There was a very enlightening small workshop on reciprocals in Utrecht just now. I was invited to talk about reciprocals in Daakaka, which was an interesting assignment since Daakaka does not have reciprocal pronouns or verbal reciprocal morphology. Speakers do not have to distinguish between reciprocal, reflexive and regular transitive structures. There are however things they can do to facilitate, or force, reciprocal interpretations. Look at my slides to find out more.
There was a wonderful small conference on Ideologies and Linguistic Ideas in beautiful Tbilisi last week, and I’m very happy I had the opportunity to team up with my colleague Marcin Kilarski to present some of our work on bias and ideologies in old and new debates on linguistic complexity. I also learned a lot about the role of ideologies in the history of linguistics, which is new and exciting territory to me. Download our slides here.
I heard many fantastic talks at this year’s ALT in Pavia and had some very inspiring conversations. The talk I gave was about realis and irrealis in Oceanic and beyond, and you can download the slides here.
My colleagues Ana Krajinović and Manfred Krifka are currently at APLL in Leiden to present our joint work on timitive structures in Oceanic, which have the shape it’s not good/it’s bad if… . Timitive modality is a category often found in Oceanic, which typically occurs in warnings (Watch out, you might fall!) or negative purpose clauses (You should take an umbrella, lest you get wet!). Download the poster here.
Our project was represented with two papers in this year’s Language and Technology Conference in Poznań. Ana Krajinović presented joined work with colleagues from Vanuatu and Melbourne on community-led language documentation. She won the award for the best student presentation.
Annika Tjuka, in a joined paper with Lena Weißmann and me, presented our tag set for the MelaTAMP corpora with a focus on tagging habitual aspect: the fact that habituality or genericity can be a property of stretches of discourse larger than a sentence makes clause-wise tagging complicated.
I’m currently in Cologne at the small Vielfaltslinguistik Conference (Diversity linguistics). It’s great to see so much new and interesting work on lesser described languages. My own talk, on joined work with Manfred Krifka and Ana Krajinović, focuses on empirical methods in our MelaTAMP project. Our slides can be downloaded here: Vielfaltslinguistik.
Last week, I had the privilege of giving two talks in Konstanz. In the colloquium of the linguistics department, I talked about our latest research on counterfactual futures in Oceanic and what they tell us about tense and mood in our subject languages. Download the slides here: Mapping Irreality in Konstanz. Read the paper here: PrinceEtAlProceedingsLE2018.pdf.
I went to Göttingen last week to talk about modality, which is turning into a pleasant tradition. In my talk, I outlined the typological debate on the irrealis distinction, introduced the tripartite branching-time model that I think will help us the relevant cross-linguistic variation, and discussed how the same approach also sheds new light on some long-standing questions about the nature of modality, counterfactuality and epistemic necessity. You can find the slides here.

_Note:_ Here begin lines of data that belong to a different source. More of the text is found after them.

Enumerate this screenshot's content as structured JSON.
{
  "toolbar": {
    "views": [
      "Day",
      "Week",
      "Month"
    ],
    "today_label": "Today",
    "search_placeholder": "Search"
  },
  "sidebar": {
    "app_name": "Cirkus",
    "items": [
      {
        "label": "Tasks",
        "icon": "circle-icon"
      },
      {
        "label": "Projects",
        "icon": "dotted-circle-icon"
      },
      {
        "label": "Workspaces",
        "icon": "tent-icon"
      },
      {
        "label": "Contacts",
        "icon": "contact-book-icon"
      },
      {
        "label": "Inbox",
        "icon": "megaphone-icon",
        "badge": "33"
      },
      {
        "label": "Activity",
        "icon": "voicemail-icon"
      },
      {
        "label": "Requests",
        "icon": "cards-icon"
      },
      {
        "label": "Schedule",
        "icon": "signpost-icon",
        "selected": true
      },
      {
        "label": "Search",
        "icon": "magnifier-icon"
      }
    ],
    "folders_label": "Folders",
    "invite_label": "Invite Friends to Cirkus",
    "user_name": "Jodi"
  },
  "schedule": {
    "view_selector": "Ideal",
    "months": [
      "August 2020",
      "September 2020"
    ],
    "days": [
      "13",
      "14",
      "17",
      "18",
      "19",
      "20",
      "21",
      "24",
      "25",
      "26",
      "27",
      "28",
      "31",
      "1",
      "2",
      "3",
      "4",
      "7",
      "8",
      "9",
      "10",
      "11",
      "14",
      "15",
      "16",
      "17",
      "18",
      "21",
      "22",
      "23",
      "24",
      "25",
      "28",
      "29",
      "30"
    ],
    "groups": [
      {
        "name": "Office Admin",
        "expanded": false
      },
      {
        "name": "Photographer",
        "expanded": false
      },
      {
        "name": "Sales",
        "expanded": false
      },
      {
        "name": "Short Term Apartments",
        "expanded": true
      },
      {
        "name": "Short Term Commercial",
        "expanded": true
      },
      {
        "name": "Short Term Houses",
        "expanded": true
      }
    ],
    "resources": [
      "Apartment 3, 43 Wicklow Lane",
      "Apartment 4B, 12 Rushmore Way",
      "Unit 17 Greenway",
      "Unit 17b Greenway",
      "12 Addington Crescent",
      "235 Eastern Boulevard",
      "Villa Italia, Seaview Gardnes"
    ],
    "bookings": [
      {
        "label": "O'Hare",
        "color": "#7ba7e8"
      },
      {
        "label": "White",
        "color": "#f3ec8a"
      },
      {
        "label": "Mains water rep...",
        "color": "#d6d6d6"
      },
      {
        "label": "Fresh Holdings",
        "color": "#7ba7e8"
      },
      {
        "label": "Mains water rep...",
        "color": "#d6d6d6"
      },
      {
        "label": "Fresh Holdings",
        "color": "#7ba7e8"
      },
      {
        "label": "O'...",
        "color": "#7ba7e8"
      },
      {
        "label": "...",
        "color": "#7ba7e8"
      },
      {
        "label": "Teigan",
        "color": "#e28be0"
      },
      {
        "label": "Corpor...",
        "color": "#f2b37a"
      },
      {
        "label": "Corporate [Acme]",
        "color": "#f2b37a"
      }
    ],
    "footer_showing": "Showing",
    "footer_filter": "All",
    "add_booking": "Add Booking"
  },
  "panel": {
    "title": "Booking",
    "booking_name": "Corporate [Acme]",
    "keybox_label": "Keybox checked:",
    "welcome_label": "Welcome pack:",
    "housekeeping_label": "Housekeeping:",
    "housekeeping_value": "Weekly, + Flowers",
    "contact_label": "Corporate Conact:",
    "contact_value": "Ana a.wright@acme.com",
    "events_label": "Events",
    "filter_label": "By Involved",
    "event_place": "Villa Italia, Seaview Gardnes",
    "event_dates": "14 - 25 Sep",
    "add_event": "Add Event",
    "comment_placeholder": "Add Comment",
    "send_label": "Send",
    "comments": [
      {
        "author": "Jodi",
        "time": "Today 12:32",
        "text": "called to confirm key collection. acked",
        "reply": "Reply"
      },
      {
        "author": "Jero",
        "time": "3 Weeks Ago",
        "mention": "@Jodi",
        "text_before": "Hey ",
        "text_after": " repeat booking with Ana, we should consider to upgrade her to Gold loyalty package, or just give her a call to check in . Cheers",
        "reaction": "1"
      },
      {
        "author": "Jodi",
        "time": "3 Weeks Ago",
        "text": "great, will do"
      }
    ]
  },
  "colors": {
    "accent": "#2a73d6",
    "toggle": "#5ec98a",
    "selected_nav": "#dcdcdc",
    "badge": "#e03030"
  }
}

There was an interesting small workshop in Torun in April on Measuring Linguistic Complexity. When the call came out, I had just finished a preliminary overview on the previous literature on the topic and was ready to get cracking, so I got together with Vera Demberg to test our hypothesis that focussing on POS tags rather than the token-level annotations would give us more reliable results on syntactic flexibility. Our results are in the proceedings.